8/30/90 TM Image Change Image 8/30/96 TM Image

A simple legend is employed to explain the difference image. It is based on the fact that brightness differences between corresponding pixels in the two images tend to form a bell-shaped distribution about a mean of "no difference."


The values in the central 80 per cent of the curve (1.3 standard deviations from the mean, in statistical terms) are considered to represent negligible "background" differences, while the outer portions of the curve represent significant changes. These change thresholds are arbitrary: we could depict virtually the entire forest as "change," and that would be true--everything in the forest is changing all the time--but our purpose is to show where the large, landscape-affecting alterations are occurring. Values on the left of the distribution (red and orange in the difference image) are changes in the direction of less vegetation: land clearing, forest cutting, roadbuilding. Values on the right (dark and light green in the difference image) are changes in the direction of more vegetation: reforestation and regrowth. These classes are labelled in the ChangeView interface legend using the more readable English phrasing shown here, however, it is useful to keep in mind the statistical basis of the classes.

Analytical Strengths and Weaknesses

This sort of strictly statistical presentation of forest change is both relatively easy to perform and objective in nature, but it has disadvantages as well.
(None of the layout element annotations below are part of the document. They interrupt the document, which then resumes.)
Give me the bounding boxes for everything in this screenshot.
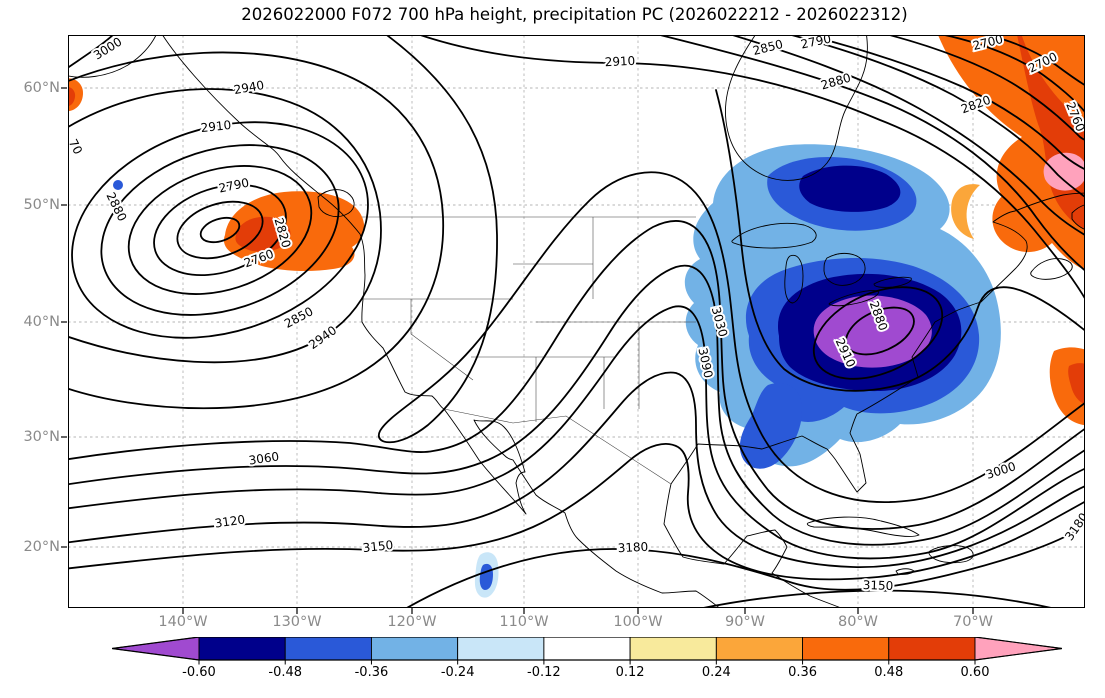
x-tick-label: 130°W (272, 614, 322, 630)
y-tick-label: 50°N (23, 197, 60, 213)
colorbar (111, 636, 1063, 667)
contour-label: 3060 (248, 449, 280, 467)
y-tick-label: 40°N (23, 314, 60, 330)
contour-label: 3150 (863, 578, 894, 593)
negative-anomaly-gulf-band (739, 382, 802, 469)
x-tick-label: 70°W (952, 614, 994, 630)
x-tick-mark (744, 608, 746, 614)
contour-label: 2880 (103, 190, 129, 224)
x-tick-mark (972, 608, 974, 614)
contour-label: 3180 (617, 540, 648, 556)
colorbar-segment (198, 636, 286, 661)
contour-label: 2850 (751, 37, 784, 58)
x-tick-mark (523, 608, 525, 614)
colorbar-svg (111, 636, 1063, 665)
x-tick-label: 90°W (724, 614, 766, 630)
colorbar-segment (543, 636, 631, 661)
contour-label: 2940 (306, 323, 339, 352)
contour-label: 3120 (214, 512, 246, 530)
negative-anomaly-dot (113, 180, 123, 190)
x-tick-mark (857, 608, 859, 614)
chart-title: 2026022000 F072 700 hPa height, precipit… (241, 5, 908, 24)
coastlines (68, 35, 1085, 608)
colorbar-arrow-left (111, 636, 200, 661)
positive-anomaly-pink-core (1043, 152, 1085, 191)
colorbar-tick-label: 0.12 (615, 665, 645, 680)
positive-anomaly-right-edge-core (1068, 363, 1085, 405)
contour-label: 2820 (959, 93, 992, 117)
negative-anomaly-purple-core (813, 295, 932, 368)
negative-anomaly-lakes-dark (799, 165, 901, 212)
contour-label: 2790 (218, 175, 251, 195)
y-tick-label: 20°N (23, 539, 60, 555)
colorbar-tick-label: 0.60 (960, 665, 990, 680)
contour-label: 70 (68, 137, 85, 157)
contour-label: 3150 (362, 538, 394, 555)
x-tick-label: 100°W (613, 614, 663, 630)
height-contours (68, 35, 1085, 608)
colorbar-segment (629, 636, 717, 661)
colorbar-tick-label: 0.24 (701, 665, 731, 680)
y-tick-label: 30°N (23, 429, 60, 445)
colorbar-segment (457, 636, 545, 661)
x-tick-mark (182, 608, 184, 614)
y-tick-mark (61, 87, 67, 89)
colorbar-tick-label: 0.36 (788, 665, 818, 680)
contour-label: 2790 (800, 35, 833, 52)
positive-anomaly-atlantic-fringe (951, 184, 980, 239)
y-tick-mark (61, 321, 67, 323)
colorbar-tick-label: -0.24 (440, 665, 475, 680)
colorbar-segment (802, 636, 890, 661)
contour-label: 2910 (604, 54, 635, 70)
y-tick-label: 60°N (23, 80, 60, 96)
colorbar-tick-label: -0.12 (527, 665, 561, 680)
map-svg: 3000294029107027902880282027602850294030… (68, 35, 1085, 608)
colorbar-arrow-right (974, 636, 1063, 661)
contour-label: 3180 (1062, 510, 1085, 543)
colorbar-segment (370, 636, 459, 661)
x-tick-mark (411, 608, 413, 614)
y-tick-mark (61, 204, 67, 206)
positive-anomaly-topleft-core (68, 86, 76, 107)
colorbar-tick-label: -0.48 (268, 665, 303, 680)
x-tick-mark (296, 608, 298, 614)
colorbar-segment (284, 636, 372, 661)
contour-label: 2910 (200, 118, 232, 135)
x-tick-label: 80°W (837, 614, 879, 630)
colorbar-tick-label: -0.60 (182, 665, 216, 680)
colorbar-tick-label: 0.48 (874, 665, 904, 680)
map-plot-area: 3000 2940 2910 70 2790 2880 2820 2760 2850 2940 30… (68, 35, 1085, 608)
y-tick-mark (61, 436, 67, 438)
x-tick-label: 110°W (499, 614, 549, 630)
colorbar-segment (888, 636, 976, 661)
x-tick-mark (637, 608, 639, 614)
y-tick-mark (61, 546, 67, 548)
contour-label: 3000 (984, 459, 1017, 482)
contour-label: 2850 (282, 304, 316, 331)
colorbar-segment (715, 636, 804, 661)
x-tick-label: 140°W (158, 614, 208, 630)
colorbar-tick-label: -0.36 (354, 665, 389, 680)
x-tick-label: 120°W (387, 614, 437, 630)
For example, it says nothing about the causes of vegetation loss and gain: wind damage, timber harvesting and beaver flooding are lumped together as losses; desirable and undesirable regrowth as gains.
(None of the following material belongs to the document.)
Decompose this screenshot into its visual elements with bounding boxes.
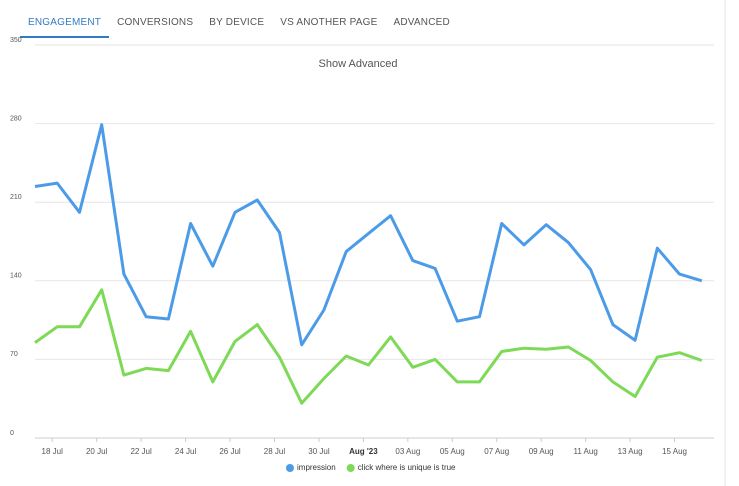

Most importantly, as indicated in the diagram above, the arbitrary statistical thresholds will display roughly the same proportionate acreages of "change" and "no change" no matter what has actually happened in the area analyzed! This means it is not possible, using this method of presenting forest change, to compare analysis units and say which has shown most vegetation loss; nor can a user determine whether vegetation gain or loss is more prevalent within an analysis unit, as both will be depicted at approximately the same level. Satellite image analysis can in fact answer these questions (and others), but the answers are more costly to obtain and more difficult to standardize across large regions.

The strength of the current presentation is that it quickly pinpoints where major forest changes have occurred within the area covered by two images taken at different dates. Future versions of ChangeView may allow the user a greater choice of change detection displays, and perhaps even identify causative agents. For now, we hope this provides some insight into the workings of a new and powerful tool for exploring changes in the patterns of Minnesota's landscapes.